What is the return on bonds?

The return generally represents the profit divided by the capital employed. In the case of bonds, the return is the total return after the end of the term divided by the capital paid in for the bond purchase. The average annual return is simply the total return divided by the term in years. Anyone who purchases PCC bonds at par value, free of charge, directly from PCC SE achieves an annual return equal to the bond interest rate.

If bonds are bought or sold on the stock exchange during the term, the calculation of the bond yield includes not only the interest income but also the capital gains or losses on the sale or maturity of the bond.

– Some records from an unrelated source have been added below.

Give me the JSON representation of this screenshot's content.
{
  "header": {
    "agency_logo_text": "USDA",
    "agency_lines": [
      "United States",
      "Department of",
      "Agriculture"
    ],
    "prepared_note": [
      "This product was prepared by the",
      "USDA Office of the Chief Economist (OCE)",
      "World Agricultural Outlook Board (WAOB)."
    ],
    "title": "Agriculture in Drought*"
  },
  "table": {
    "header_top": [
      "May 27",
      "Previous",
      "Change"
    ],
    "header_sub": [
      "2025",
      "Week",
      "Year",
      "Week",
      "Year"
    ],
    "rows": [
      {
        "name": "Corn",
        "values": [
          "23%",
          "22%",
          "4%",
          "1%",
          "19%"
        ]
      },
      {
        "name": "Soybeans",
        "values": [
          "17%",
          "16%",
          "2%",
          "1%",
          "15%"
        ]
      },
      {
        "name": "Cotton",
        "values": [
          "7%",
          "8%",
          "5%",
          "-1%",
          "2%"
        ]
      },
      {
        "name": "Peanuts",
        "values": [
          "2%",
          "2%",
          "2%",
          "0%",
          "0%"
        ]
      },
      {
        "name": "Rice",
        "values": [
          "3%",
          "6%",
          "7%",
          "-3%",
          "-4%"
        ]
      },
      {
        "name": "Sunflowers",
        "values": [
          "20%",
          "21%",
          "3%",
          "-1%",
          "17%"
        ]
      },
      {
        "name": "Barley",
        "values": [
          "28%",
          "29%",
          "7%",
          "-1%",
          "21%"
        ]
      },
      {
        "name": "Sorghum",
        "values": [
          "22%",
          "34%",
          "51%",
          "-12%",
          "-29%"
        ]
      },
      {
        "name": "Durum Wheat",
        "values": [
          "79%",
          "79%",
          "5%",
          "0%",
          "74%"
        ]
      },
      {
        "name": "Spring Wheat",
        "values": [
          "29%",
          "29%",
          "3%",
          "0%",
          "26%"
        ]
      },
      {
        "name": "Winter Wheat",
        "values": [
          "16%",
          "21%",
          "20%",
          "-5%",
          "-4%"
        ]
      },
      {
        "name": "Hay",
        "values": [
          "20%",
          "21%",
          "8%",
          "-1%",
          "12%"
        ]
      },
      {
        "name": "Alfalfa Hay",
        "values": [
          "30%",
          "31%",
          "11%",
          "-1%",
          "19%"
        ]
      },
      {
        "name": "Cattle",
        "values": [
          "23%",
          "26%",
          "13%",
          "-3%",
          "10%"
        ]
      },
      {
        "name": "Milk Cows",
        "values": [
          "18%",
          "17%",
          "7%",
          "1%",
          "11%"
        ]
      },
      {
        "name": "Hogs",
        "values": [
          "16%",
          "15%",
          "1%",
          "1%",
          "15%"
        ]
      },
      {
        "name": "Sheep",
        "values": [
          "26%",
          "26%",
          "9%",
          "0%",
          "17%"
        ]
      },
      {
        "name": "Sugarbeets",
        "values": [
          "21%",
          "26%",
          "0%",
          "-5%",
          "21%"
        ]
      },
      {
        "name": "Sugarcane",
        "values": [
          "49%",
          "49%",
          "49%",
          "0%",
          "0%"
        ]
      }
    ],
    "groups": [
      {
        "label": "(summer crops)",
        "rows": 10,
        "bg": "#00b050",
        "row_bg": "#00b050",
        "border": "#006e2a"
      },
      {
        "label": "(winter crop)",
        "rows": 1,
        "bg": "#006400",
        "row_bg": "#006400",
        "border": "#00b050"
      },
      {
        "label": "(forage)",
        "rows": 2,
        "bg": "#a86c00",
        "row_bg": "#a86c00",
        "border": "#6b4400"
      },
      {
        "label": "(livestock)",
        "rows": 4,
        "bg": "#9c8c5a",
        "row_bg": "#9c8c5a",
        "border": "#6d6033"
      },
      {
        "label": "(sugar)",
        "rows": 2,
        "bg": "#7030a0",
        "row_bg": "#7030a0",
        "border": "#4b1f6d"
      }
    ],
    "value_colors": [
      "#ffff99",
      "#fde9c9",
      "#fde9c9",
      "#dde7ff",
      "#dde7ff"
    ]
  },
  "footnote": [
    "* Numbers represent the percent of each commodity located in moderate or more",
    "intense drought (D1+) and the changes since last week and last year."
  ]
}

In addition, an investor can generally reinvest the interest income paid out during the term, which leads to a compounding effect. Without taking this effect into account, which depends on the individual investment strategy of each investor, and without taking additional transaction costs into account, the return is calculated as follows:

Return for the entire term = (Interest + Nominal value – Purchase price) / Purchase price

An example: You invest 6,000 euros in bonds with a term of 5 years and a coupon, i.e. annual interest rate, of 5.50%. Let’s assume that you purchase the bond at the issue price of 100% and hold it until final maturity. Then the return is:

Return for the entire term = ((€1,650 + €6,000) – €6,000) / €6,000 = 27.5%

In this case, the total return corresponds exactly to the coupon multiplied by the term in years. This return is achieved by investors who purchase PCC bonds directly from PCC SE and hold them for the entire term.

If, on the other hand, you purchase the bond on the stock exchange after one year, for example, at a price of 102 euros, the total return is:

Return for the remaining term of four years = ((4*0.055*€6,000 + €6,000) – 1.02*€6,000) / 1.02*€6,000 = 19.6%

The average annual return is therefore around 4.9%, which is slightly below the coupon due to the higher purchase price.